The chronicles of the Spanish missionary, Bernal Diáz, recount how ‘when we saw all those cities and villages built in the water, and other great towns on dry land, and that straight and level causeway leading to Mexico, we were astounded…. [they] seemed like an enchanted vision from the tale of Amadis.’ Destruction was for gain and looting. Accounts of barbarism seeking to justify colonisation must be read through the lens of their function as an ex-post-facto overlay of righteousness.
Let us return to our initial case study of the Congo. The process of destruction, accelerated and exacerbated by Leopold’s men, had in fact begun in the sixteenth century at the hands of the Portuguese. Early modern Europe was rife with gross misconceptions about Africa, borne out of the ignorance of the Dark Ages. For example, in 1350, Ranulf Higden, a Benedictine monk, wrote that it was a place inhabited by one-eyed people who used feet to cover their heads. In 1459 another monk, Fra Mauro, claimed it was the home of the roc, a bird so large it could carry an elephant through the air (see King Leopold’s Ghost).
To see this far-flung land as a self-contained entity required a stretch of the imagination and extension of empathy few made. The Portuguese, in the late 1400s, stumbled upon the Congo river, and, travelling inland, found what was by their own accounts, a well-organised, cohesive kingdom and series of chiefdoms. What began as a cordial exchange between King João of Portugal, and King Affonso of the Congo, however, quickly became an unequal and bitter exchange as João’s mercenaries began decimating the population through mass-enslavement. By 1630, 15,000 slaves per year were transported against their will from West and Central Africa. They were catalogued in census records in terms of their appearance, age, and above all, their cash value. One such record reads: ‘Child, name unknown as she is dying and cannot speak. Male without value….’
So began the Atlantic slave trade. The epitome of the objectification of black bodies as instruments of labour.
In the wake of destruction
Of course, abolition has happened. Decolonisation, formally, has happened. People nowadays are, rightly, far less likely to believe stories about giant elephant-lifting birds. But illegality does not translate into radical ideological transformation. The fact remains that the colonial hangover has yet to be cured: in a recent poll, 23% of Belgians said that they were proud of their empire, the same number who said that it was a source of shame. In Britain, the number who felt proud was higher, at 32%. In The Netherlands, 50%.
More significant, perhaps, even than the crisis of public opinion, are the continued strategies to promote and enforce subjugation. The Democratic Republic of Congo is the world’s most mineral-rich country; why, then, is it still so poor? It is poor not only because of internal strife (though in large part, this strife is a legacy of colonial oppression, and having been robbed of all self-determination). It is poor because it has been and continues to be drained of its resources, its population engaged in labour that keeps many of them at or below subsistence-level earnings.
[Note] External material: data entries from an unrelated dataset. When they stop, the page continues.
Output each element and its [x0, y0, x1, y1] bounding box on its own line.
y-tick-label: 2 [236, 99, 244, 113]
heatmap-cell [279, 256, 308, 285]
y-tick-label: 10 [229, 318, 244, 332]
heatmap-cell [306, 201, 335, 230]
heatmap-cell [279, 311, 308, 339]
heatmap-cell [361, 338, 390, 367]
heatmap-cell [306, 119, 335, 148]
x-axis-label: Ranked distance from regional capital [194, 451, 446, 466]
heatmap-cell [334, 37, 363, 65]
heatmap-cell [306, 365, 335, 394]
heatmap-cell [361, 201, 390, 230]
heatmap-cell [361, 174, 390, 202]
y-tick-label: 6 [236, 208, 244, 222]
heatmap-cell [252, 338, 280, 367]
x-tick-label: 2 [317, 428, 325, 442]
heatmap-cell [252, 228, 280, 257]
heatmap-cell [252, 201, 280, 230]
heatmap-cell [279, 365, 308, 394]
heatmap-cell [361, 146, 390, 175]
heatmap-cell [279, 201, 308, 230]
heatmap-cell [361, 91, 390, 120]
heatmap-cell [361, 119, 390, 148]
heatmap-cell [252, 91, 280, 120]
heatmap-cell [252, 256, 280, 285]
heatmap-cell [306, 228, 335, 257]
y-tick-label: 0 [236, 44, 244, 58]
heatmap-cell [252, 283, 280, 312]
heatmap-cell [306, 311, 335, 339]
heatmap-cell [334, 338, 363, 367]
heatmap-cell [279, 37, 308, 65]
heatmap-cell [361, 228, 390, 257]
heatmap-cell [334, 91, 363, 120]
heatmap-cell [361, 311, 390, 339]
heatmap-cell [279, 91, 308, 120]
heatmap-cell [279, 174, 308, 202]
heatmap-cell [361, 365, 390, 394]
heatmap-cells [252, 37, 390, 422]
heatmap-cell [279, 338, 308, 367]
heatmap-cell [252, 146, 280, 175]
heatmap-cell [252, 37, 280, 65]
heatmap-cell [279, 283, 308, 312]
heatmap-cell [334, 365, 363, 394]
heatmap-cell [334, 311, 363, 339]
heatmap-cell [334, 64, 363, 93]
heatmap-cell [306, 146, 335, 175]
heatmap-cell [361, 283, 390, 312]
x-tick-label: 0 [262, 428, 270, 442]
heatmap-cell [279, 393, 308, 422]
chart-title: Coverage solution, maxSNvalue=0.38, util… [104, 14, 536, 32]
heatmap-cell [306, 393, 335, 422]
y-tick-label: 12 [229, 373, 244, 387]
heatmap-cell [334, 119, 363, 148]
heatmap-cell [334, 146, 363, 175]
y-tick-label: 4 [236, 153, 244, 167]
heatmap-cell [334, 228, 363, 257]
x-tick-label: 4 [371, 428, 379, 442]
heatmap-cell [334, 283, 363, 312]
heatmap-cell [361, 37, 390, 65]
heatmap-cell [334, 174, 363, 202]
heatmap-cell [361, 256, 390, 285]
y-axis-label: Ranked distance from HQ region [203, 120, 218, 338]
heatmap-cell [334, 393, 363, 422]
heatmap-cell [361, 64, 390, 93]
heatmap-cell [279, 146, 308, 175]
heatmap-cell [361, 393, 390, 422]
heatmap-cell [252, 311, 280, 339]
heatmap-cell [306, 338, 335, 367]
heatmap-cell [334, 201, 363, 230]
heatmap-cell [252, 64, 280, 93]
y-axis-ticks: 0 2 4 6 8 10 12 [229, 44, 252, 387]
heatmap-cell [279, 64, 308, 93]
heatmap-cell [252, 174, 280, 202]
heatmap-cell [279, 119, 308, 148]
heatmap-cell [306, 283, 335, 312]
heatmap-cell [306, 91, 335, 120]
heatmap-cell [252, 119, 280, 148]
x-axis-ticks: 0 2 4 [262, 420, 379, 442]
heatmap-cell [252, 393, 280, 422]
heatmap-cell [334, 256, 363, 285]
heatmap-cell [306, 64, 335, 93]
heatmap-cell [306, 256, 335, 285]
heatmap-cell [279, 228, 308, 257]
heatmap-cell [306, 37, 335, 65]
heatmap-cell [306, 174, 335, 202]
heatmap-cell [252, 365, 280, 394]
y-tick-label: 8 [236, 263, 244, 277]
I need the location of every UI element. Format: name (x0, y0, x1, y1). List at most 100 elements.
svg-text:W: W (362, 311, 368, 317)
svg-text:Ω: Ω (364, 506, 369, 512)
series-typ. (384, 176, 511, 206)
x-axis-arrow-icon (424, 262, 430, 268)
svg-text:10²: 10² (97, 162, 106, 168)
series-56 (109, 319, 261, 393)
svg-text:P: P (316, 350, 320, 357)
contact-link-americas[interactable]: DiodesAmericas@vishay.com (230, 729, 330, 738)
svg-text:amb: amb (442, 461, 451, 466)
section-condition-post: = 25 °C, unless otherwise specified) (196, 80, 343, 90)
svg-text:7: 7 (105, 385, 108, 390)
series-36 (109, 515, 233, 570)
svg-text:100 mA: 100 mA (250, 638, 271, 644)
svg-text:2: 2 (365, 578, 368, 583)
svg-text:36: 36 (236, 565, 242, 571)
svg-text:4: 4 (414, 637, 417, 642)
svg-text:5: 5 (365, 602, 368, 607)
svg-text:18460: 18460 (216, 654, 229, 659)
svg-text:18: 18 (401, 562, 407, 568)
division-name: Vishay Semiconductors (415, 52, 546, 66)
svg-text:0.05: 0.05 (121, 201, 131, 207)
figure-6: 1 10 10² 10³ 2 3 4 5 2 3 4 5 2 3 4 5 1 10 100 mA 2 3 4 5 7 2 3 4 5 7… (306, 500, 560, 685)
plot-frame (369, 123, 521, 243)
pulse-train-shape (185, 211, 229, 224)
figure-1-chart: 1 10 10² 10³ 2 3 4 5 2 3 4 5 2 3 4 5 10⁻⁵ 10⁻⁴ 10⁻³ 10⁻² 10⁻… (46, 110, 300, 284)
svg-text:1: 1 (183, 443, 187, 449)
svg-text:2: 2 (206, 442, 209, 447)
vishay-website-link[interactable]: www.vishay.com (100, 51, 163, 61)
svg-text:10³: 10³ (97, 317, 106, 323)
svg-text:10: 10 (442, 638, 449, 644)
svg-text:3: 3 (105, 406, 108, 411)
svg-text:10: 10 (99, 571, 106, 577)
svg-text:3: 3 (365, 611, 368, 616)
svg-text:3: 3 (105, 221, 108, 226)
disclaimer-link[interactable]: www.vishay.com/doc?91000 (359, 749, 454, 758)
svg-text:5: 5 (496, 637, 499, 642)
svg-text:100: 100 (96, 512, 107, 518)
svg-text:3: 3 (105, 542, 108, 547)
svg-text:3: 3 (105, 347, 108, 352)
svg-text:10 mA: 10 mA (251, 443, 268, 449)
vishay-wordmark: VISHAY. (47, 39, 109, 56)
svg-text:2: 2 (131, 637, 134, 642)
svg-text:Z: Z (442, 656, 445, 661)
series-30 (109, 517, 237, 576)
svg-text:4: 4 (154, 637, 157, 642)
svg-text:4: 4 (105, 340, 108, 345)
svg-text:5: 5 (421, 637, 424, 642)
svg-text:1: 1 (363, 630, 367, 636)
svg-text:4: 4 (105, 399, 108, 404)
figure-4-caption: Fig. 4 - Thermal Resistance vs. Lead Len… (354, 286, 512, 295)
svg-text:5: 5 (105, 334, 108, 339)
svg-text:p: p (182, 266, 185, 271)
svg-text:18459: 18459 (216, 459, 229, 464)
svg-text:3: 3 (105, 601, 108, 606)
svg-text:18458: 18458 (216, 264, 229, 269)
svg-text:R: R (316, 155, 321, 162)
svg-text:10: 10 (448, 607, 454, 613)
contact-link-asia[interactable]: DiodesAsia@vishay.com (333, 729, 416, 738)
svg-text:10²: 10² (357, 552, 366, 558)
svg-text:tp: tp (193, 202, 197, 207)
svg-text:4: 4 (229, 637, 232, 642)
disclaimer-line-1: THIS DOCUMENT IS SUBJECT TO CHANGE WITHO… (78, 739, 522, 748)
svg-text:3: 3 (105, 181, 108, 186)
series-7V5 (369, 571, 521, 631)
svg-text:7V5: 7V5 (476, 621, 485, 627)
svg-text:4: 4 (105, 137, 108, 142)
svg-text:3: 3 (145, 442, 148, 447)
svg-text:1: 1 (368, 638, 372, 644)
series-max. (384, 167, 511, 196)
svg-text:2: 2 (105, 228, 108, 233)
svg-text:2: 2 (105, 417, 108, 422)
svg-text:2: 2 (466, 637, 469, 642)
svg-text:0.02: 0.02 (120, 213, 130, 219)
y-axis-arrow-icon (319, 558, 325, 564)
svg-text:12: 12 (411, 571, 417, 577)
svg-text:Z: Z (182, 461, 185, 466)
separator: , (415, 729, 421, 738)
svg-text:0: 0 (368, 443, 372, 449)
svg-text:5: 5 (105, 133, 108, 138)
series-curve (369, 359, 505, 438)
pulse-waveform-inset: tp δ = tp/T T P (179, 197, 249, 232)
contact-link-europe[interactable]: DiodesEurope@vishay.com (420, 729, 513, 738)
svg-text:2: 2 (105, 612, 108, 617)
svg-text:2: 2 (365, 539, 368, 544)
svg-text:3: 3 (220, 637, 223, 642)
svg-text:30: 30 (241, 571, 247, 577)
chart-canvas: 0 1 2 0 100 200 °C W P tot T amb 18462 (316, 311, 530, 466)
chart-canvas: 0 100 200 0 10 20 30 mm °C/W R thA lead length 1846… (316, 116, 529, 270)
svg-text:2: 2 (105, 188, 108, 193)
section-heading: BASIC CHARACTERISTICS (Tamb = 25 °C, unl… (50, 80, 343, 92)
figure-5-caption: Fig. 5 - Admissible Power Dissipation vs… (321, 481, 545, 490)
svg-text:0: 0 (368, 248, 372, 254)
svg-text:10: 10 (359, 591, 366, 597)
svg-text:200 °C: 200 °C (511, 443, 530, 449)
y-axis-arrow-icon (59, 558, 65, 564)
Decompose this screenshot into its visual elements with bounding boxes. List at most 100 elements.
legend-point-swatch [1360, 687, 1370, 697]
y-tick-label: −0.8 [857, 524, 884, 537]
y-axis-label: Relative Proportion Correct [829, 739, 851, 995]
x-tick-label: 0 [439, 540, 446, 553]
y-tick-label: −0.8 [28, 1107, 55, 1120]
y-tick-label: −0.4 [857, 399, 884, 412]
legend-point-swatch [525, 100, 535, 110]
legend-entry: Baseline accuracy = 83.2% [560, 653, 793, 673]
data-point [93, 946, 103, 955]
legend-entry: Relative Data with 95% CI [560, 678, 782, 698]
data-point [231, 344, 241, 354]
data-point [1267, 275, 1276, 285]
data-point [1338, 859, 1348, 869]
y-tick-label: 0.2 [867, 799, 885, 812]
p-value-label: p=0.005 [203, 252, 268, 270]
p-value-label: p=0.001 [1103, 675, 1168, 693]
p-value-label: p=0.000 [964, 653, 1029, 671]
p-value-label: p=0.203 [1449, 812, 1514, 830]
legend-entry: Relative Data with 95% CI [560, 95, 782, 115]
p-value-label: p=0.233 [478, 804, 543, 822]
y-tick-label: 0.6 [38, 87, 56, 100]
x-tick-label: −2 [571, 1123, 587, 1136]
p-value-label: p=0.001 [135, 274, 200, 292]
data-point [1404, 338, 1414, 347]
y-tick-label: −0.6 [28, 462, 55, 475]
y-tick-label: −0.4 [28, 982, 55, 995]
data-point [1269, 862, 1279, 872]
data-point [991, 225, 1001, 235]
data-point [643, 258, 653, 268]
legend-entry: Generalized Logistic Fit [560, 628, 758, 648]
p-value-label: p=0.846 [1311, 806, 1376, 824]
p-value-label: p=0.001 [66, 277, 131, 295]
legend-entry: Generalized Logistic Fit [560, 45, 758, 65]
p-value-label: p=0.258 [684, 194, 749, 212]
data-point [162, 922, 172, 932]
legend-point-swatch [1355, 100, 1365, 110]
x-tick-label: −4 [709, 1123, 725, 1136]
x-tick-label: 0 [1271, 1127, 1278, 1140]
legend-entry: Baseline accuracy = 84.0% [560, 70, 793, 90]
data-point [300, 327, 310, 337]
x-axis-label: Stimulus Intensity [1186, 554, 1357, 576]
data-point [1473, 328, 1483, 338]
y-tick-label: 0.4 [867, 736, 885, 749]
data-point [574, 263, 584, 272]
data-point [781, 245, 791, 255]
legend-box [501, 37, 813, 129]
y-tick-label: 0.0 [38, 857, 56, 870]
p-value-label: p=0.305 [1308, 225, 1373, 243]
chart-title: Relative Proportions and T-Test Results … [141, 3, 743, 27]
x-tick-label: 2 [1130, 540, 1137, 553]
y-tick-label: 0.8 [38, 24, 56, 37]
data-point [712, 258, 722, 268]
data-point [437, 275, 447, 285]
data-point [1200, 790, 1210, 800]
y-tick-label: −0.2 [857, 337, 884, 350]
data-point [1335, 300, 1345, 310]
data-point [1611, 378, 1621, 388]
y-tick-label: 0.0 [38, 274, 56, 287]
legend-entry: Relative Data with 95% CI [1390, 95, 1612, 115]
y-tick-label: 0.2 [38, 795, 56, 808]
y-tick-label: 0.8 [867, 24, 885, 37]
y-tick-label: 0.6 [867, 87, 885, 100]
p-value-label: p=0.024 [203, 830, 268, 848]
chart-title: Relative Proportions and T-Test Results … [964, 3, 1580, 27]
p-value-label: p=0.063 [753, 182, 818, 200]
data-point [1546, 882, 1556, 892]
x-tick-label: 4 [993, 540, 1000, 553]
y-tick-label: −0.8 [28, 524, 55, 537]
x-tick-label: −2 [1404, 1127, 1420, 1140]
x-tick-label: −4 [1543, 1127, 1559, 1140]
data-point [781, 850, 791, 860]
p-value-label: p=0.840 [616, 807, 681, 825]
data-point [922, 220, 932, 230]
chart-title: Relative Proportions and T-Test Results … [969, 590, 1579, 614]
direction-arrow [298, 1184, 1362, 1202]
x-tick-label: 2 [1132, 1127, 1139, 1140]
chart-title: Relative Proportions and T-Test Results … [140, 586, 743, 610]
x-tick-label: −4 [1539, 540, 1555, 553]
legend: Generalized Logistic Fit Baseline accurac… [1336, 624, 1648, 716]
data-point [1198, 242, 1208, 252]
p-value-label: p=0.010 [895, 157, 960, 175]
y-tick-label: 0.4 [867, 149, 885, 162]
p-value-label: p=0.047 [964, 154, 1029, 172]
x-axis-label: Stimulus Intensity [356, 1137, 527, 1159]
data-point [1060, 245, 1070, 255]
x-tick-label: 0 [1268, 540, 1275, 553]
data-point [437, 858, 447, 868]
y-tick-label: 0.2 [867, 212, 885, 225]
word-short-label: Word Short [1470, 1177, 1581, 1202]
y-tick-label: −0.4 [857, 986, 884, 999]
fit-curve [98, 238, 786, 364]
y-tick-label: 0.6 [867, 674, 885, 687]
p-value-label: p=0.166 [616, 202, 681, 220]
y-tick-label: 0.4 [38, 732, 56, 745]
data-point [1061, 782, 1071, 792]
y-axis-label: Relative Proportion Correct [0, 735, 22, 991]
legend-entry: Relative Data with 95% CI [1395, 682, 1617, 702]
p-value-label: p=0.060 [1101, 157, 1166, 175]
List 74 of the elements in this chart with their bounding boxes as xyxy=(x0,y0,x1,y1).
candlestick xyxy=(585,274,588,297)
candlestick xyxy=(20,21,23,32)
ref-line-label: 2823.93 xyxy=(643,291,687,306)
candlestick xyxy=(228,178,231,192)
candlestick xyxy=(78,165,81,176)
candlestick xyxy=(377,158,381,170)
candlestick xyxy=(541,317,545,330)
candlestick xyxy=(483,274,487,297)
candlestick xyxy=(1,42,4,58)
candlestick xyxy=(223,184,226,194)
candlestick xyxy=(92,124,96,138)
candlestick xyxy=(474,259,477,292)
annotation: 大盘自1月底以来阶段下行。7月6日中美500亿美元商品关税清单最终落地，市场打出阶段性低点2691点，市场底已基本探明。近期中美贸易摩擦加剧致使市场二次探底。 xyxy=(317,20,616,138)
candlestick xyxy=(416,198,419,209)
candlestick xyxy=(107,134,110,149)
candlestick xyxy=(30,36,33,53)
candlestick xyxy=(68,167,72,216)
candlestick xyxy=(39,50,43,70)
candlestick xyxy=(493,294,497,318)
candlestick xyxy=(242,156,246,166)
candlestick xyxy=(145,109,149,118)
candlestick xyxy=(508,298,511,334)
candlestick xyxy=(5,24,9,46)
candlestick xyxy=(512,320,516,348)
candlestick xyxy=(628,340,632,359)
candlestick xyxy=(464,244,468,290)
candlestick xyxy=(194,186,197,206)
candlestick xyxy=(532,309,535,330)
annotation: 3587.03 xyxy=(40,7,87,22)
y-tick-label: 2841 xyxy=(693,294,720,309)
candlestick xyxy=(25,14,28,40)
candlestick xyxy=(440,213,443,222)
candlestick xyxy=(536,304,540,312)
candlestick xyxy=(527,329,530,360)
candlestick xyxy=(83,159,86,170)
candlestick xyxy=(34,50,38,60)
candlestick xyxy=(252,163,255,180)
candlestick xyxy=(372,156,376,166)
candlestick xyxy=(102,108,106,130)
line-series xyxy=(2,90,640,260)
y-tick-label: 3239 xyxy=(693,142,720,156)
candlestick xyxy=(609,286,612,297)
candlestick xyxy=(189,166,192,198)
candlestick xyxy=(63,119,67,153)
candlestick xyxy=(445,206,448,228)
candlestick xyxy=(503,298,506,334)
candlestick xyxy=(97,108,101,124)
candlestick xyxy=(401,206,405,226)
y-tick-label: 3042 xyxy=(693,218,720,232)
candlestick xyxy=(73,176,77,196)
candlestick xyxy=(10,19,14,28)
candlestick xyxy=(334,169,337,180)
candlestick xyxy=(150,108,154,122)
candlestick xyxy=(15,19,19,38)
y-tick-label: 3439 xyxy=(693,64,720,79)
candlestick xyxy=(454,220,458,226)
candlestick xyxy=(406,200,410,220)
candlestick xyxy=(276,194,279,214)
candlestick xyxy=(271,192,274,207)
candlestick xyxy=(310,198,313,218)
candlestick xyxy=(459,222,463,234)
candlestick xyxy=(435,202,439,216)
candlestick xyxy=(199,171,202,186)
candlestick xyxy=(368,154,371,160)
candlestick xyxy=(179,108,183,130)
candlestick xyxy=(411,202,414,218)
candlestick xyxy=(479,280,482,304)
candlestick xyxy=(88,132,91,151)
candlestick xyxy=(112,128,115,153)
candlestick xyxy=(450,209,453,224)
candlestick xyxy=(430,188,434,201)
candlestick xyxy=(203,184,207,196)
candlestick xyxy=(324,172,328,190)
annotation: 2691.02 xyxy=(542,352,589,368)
The result is that this perception is so ingrained in the popular consciousness that few question why it is poor: it just is. Just as in psychoanalysis, we must analyse the causes, and seek from there to rectify their consequences. This would first and foremost require a shift in how we engage in international trade at a fundamental level. To truly decolonise, we can no longer exploit.
HOCHSCHILD, ADAM. KING LEOPOLDS GHOST: a Story of Greed, Terror, and Heroism in Colonial Africa. MARINER Books, 2020.